Data Recorders in Cars Might Open Pandora's Black Box
Some carmakers are dubious about the rulemaking proposal. They predict that it will discourage the expanded use of event data recorders simply because of questions about who owns the data, the security of the information and the feelings consumers will have about its collection.
Robert S. Strassburger, vice president of vehicle safety and harmonization for the Alliance of Automobile Manufacturers, said the proposal would require significant changes for some manufacturers while others would have to invest in expanding their capability.
The automakers are likely to ask the agency to be definitive about the kind of information it needs for safety research. "It's got to be more than, 'It would be nice to have this information,'" Strassburger said.
The problematic issues are privacy and disclosure.
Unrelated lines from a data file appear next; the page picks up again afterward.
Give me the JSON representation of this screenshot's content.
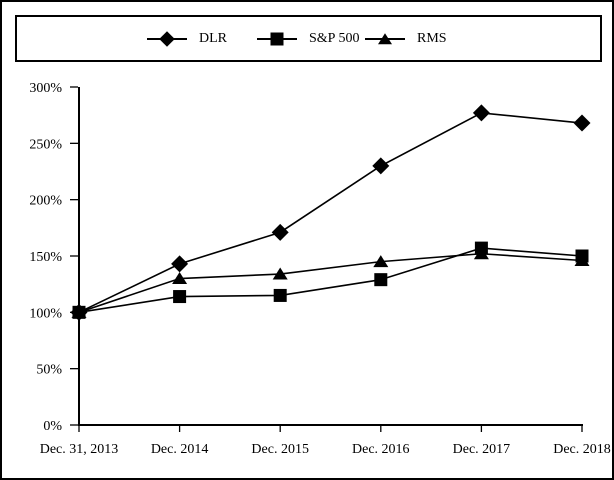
{
  "legend": {
    "items": [
      {
        "label": "DLR",
        "marker": "diamond"
      },
      {
        "label": "S&P 500",
        "marker": "square"
      },
      {
        "label": "RMS",
        "marker": "triangle"
      }
    ]
  },
  "chart_data": {
    "type": "line",
    "title": "",
    "categories": [
      "Dec. 31, 2013",
      "Dec. 2014",
      "Dec. 2015",
      "Dec. 2016",
      "Dec. 2017",
      "Dec. 2018"
    ],
    "series": [
      {
        "name": "DLR",
        "marker": "diamond",
        "values": [
          100,
          143,
          171,
          230,
          277,
          268
        ]
      },
      {
        "name": "S&P 500",
        "marker": "square",
        "values": [
          100,
          114,
          115,
          129,
          157,
          150
        ]
      },
      {
        "name": "RMS",
        "marker": "triangle",
        "values": [
          100,
          130,
          134,
          145,
          152,
          146
        ]
      }
    ],
    "y_ticks": [
      {
        "value": 300,
        "label": "300%"
      },
      {
        "value": 250,
        "label": "250%"
      },
      {
        "value": 200,
        "label": "200%"
      },
      {
        "value": 150,
        "label": "150%"
      },
      {
        "value": 100,
        "label": "100%"
      },
      {
        "value": 50,
        "label": "50%"
      },
      {
        "value": 0,
        "label": "0%"
      }
    ],
    "xlabel": "",
    "ylabel": "",
    "ylim": [
      0,
      300
    ],
    "grid": false,
    "legend_position": "top",
    "series_color": "#000000",
    "background_color": "#ffffff"
  }
}
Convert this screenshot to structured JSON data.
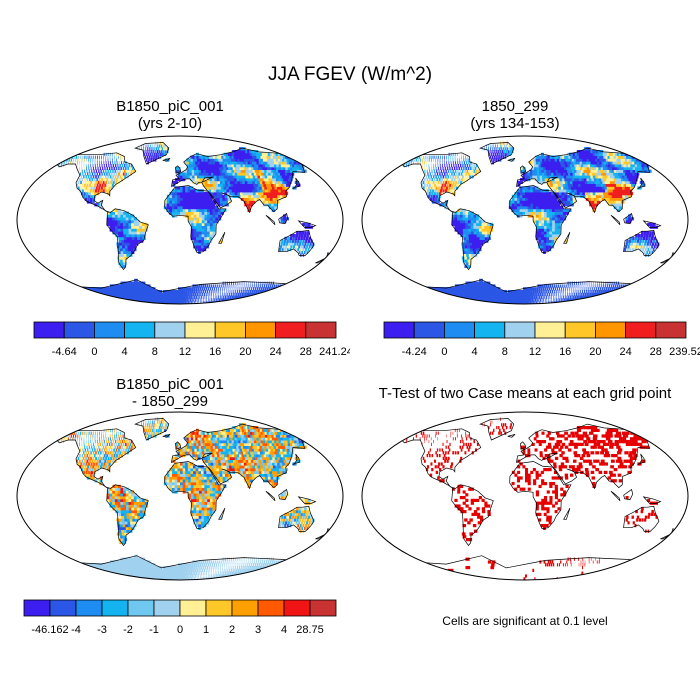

"If vehicle owners are not made aware of these systems, then potentially we have problems. By and large, the public is unaware they are in their vehicles," said Philip Haseltine, president of the Automotive Coalition for Traffic Safety, a group funded by the automakers. Consumers Union told the agency that it is concerned that insurers will require the use of EDR information as a condition of coverage in the future.
GM has responded to these concerns by highlighting the black box in owner's manuals and making related information easier to find. The car company said it gets the permission of owners or lessees before it downloads information. Courts can order the release of the information, and search warrants can be issued to obtain it.
Though the NHTSA proposal calls for disclosure in every owner's manual, Henry Jasny, general counsel for Advocates for Highway and Auto Safety, a consumer group, said there has to be more widespread publicity because few people consult the manual.
Debate in the states already is hot, particularly over who owns the information. California passed a law requiring disclosure that the device is in the vehicle and requiring the vehicle owner to give permission to download any of the data.
Nine other states, including Maryland and Virginia, are discussing legislation.